Marijuana legalization has been a very controversial topic over the past few years, hitting its peak this year.
With Congress’ historical decision right around the corner, the fate of federal marijuana legalization hangs in the balance.
Feature photo source: Unsplash
Members of the US House of Representatives are expected to vote Friday on The Marijuana Opportunity, Reinvestment, and Expungement Act (a/k/a The #MOREAct).
Why is this a really big deal?
— NORML (@NORML) December 3, 2020
New States that have Legalized Marijuana
The substance currently termed as a “Schedule I controlled substance” somehow got five more states to legalize it in November.
These five new states include New Jersey, South Dakota, Montana, Mississippi and Arizona. Mississippi voted to allow medical marijuana.
This brings the total states in support of recreational adult use to 15. Medical marijuana is legal in 35 states today.
Why all the Fuss?
Despite national support for federal legalization being at an all-time high, federally, marijuana is still considered illegal.
Because of this, federal agents can still arrest those in possession of the drug, even if it is legal in that particular state.
The MORE Act
The Marijuana Opportunity, Reinvestment and Expungement (MORE) Act is every marijuana enthusiast’s dream.
It was introduced in 2019 in a bid to remove marijuana from the federal Controlled Substances Act.
The U.S. House of Representative is scheduled to deliberate this week on the legislation which calls for federal legalization of marijuana. This landmark ruling stands a chance to change the trajectory of marijuana forever.
The UN Reclassifies Cannabis
The United Nations on Wednesday reclassified cannabis from its Schedule IV classification. It is no longer termed a risky narcotic like heroine and opioids.
Many hope that this is a precursor to the direction in which the House of Representative’s vote will fall.
While many arguments have been made against marijuana, legalizing it has various advantages to the US economy, as well as the well-being of its citizens.
Marijuana as an Economic Booster
Marijuana is a burgeoning billion-dollar industry and admittedly one of America’s top-selling agricultural products. Legalizing marijuana could mean a big push to state economies which have been greatly affected by the pandemic.
Mary Jane sales in the US in 2019 alone totalled upwards of $12 billion.
California contributed to a huge chunk of those profits. Over the last two years, California’s cannabis sales generated $411.3 million in excise tax, $98.9 million in cultivation tax, and $335.1 million in sales tax.
Within the first year of opening marijuana retailers, The Massachusetts Cannabis Control Commission reported sales worth $393.7 million.
The cannabis analytics company New Frontier reported that in five years, federally legal cannabis could generate over $100 billion in aggregate federal tax revenue.
Reduce Financial Burden On The Judicial System
Efforts to reduce marijuana use in the United States over the past four decades have largely depended on arrest, imprisonment and incarceration. The government spends approximately $29 billion every year on enforcing drug prohibition alone.
Police dedicate $3.6 billion annually to enforcing possession laws and make about 820,000 arrests per year.
Legalizing weed federally means a significant portion of these billions could be reallocated to other sectors of the economy.

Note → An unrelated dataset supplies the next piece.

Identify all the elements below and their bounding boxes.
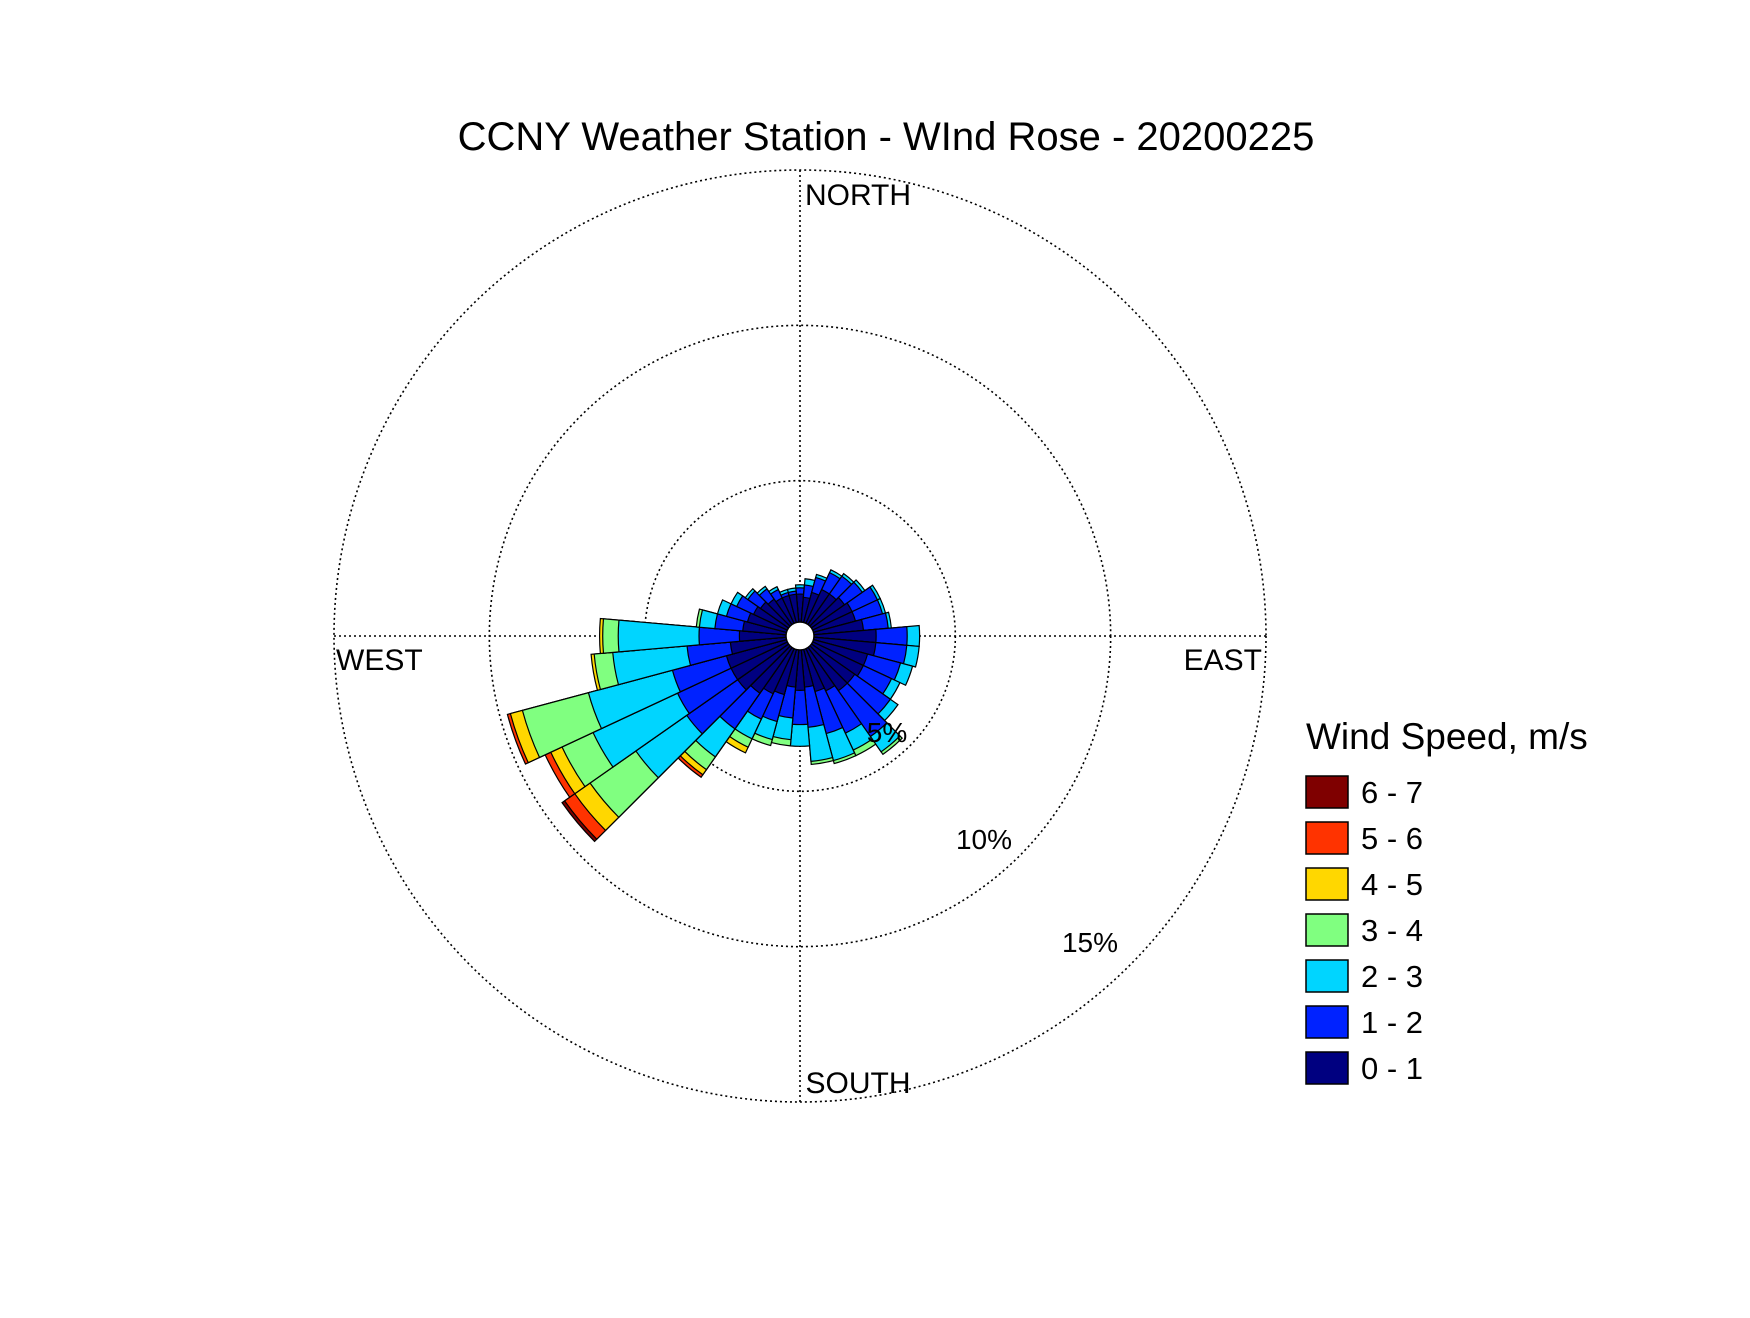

Marijuana Criminal Record Expungement
Making cannabis legal at the federal level has the ripple effect of clearing criminal records of those affected.

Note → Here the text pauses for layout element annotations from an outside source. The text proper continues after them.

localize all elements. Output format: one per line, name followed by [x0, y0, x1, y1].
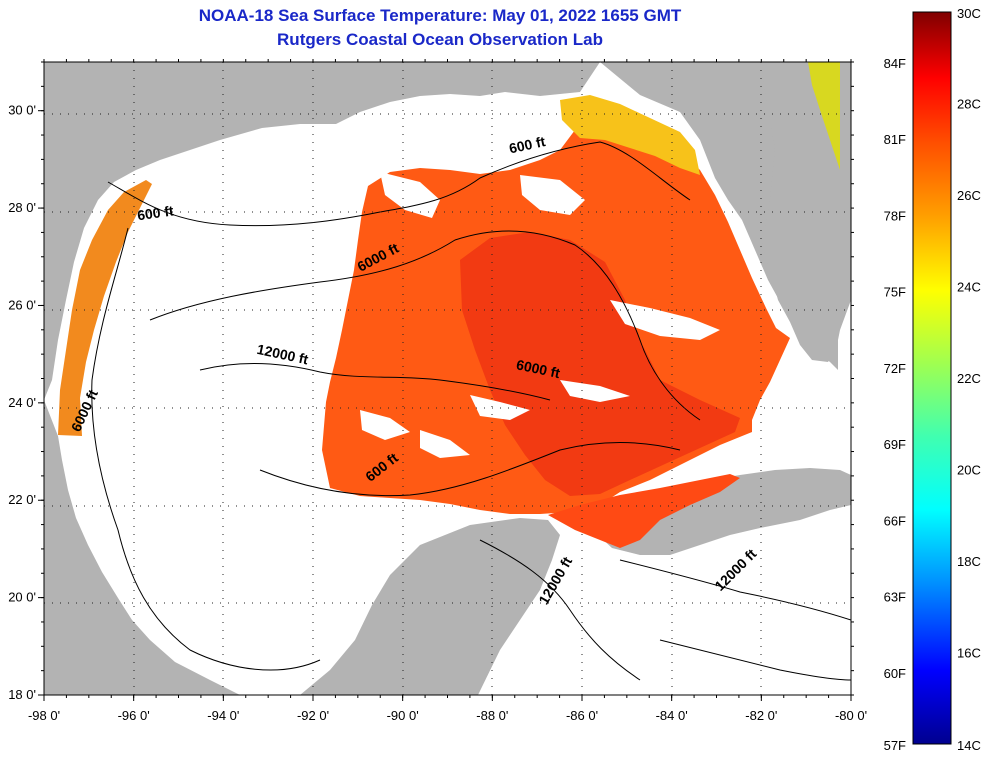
y-tick-label: 26 0': [8, 297, 36, 312]
x-tick-label: -86 0': [566, 708, 598, 723]
colorbar-fahrenheit-label: 78F: [884, 208, 906, 223]
x-tick-label: -90 0': [387, 708, 419, 723]
y-tick-label: 22 0': [8, 492, 36, 507]
colorbar-fahrenheit-label: 63F: [884, 590, 906, 605]
sst-caribbean-patch: [548, 474, 740, 548]
y-tick-label: 20 0': [8, 590, 36, 605]
colorbar-fahrenheit-label: 84F: [884, 56, 906, 71]
sst-atlantic-sliver: [808, 62, 840, 170]
sst-coastal-band: [560, 95, 700, 175]
x-tick-label: -80 0': [835, 708, 867, 723]
colorbar-celsius-label: 28C: [957, 97, 981, 112]
colorbar-fahrenheit-label: 81F: [884, 132, 906, 147]
colorbar-celsius-label: 18C: [957, 554, 981, 569]
bathymetry-contours: [91, 141, 851, 681]
colorbar-fahrenheit-label: 69F: [884, 437, 906, 452]
land-us-north: [44, 62, 838, 400]
x-tick-label: -88 0': [476, 708, 508, 723]
colorbar-celsius-label: 14C: [957, 738, 981, 753]
colorbar-fahrenheit-labels: 84F 81F 78F 75F 72F 69F 66F 63F 60F 57F: [884, 56, 906, 753]
land-cuba: [595, 468, 851, 555]
land-yucatan: [300, 518, 560, 695]
sst-west-strip: [58, 180, 152, 436]
land-mexico-west: [44, 400, 240, 695]
y-tick-label: 18 0': [8, 687, 36, 702]
colorbar-fahrenheit-label: 57F: [884, 738, 906, 753]
contour-label: 600 ft: [508, 133, 547, 156]
sst-warm-core: [460, 232, 740, 496]
colorbar-celsius-label: 16C: [957, 646, 981, 661]
colorbar-fahrenheit-label: 72F: [884, 361, 906, 376]
map-subtitle: Rutgers Coastal Ocean Observation Lab: [277, 30, 603, 49]
cloud-gaps: [360, 172, 720, 458]
colorbar-fahrenheit-label: 75F: [884, 285, 906, 300]
colorbar-fahrenheit-label: 60F: [884, 666, 906, 681]
x-tick-label: -98 0': [28, 708, 60, 723]
y-axis: 30 0' 28 0' 26 0' 24 0' 22 0' 20 0' 18 0': [8, 61, 854, 702]
x-axis: -98 0' -96 0' -94 0' -92 0' -90 0' -88 0' -86 …: [28, 59, 867, 723]
contour-label: 600 ft: [136, 202, 175, 223]
x-tick-label: -82 0': [745, 708, 777, 723]
colorbar-fahrenheit-label: 66F: [884, 513, 906, 528]
y-tick-label: 30 0': [8, 103, 36, 118]
x-tick-label: -96 0': [118, 708, 150, 723]
y-tick-label: 24 0': [8, 395, 36, 410]
colorbar-celsius-labels: 30C 28C 26C 24C 22C 20C 18C 16C 14C: [957, 6, 981, 753]
colorbar-celsius-label: 26C: [957, 188, 981, 203]
colorbar-celsius-label: 30C: [957, 6, 981, 21]
colorbar-celsius-label: 24C: [957, 280, 981, 295]
graticule: [44, 62, 851, 695]
colorbar-celsius-label: 22C: [957, 371, 981, 386]
colorbar-gradient: [912, 11, 952, 745]
x-tick-label: -92 0': [297, 708, 329, 723]
y-tick-label: 28 0': [8, 200, 36, 215]
x-tick-label: -84 0': [656, 708, 688, 723]
x-tick-label: -94 0': [207, 708, 239, 723]
land-florida: [760, 62, 851, 362]
map-title: NOAA-18 Sea Surface Temperature: May 01,…: [198, 6, 682, 25]
colorbar-celsius-label: 20C: [957, 463, 981, 478]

In various different states, being caught in possession of marijuana, no matter how little, results in a criminal conviction.
Criminal convictions often carry collateral consequences and long-term financial effects on individuals and their families. These include restrictions on professional licensing, government benefits and more.
For a long time, the judicial system’s reputation has been tainted by racial inequalities and social injustice. Cannabis arrests in particular have demonstrated the clear racial disparity in the judicial system.
A 2020 analysis by the American Civil Liberties Union, concluded, “Black people are 3.64 times more likely than white people to be arrested for marijuana possession, notwithstanding comparable usage rates.” Authors reported, “In every single state, Black people were more likely to be arrested for marijuana possession, and in some states, Black people were up to six, eight, or almost ten times more likely to be arrested. In 31 states, racial disparities were actually larger in 2018 than they were in 2010.”
Through legalization, these disparities will reduce significantly restoring faith in the justice system.
Reduces Crime and Violence
The black market is thriving partly because cannabis is still illegal. By virtue of the nature of the business, acquiring and selling marijuana illegally means higher chances of gang-related crime and violence. This leaves Americans vulnerable to attacks.
Legalization would reduce the proliferation of the sale of cannabis on the black market. Therefore, marijuana-related crime would go down.
Job Creation and A Source of Income
Lastly, legalizing the drug would create employment for many people in the country. There are many stages of involved before a sale is made, including growing and manufacturing where people are needed. More dispensaries mean more manpower.
According to Leafly’s 2019 Cannabis Jobs Count, cannabis directly employs more than 211,000 full-time workers in the U.S.
With federal legalization, cannabis jobs could power the US economy to great heights.
Marijuana, therefore, may well deserve a yes at the federal level.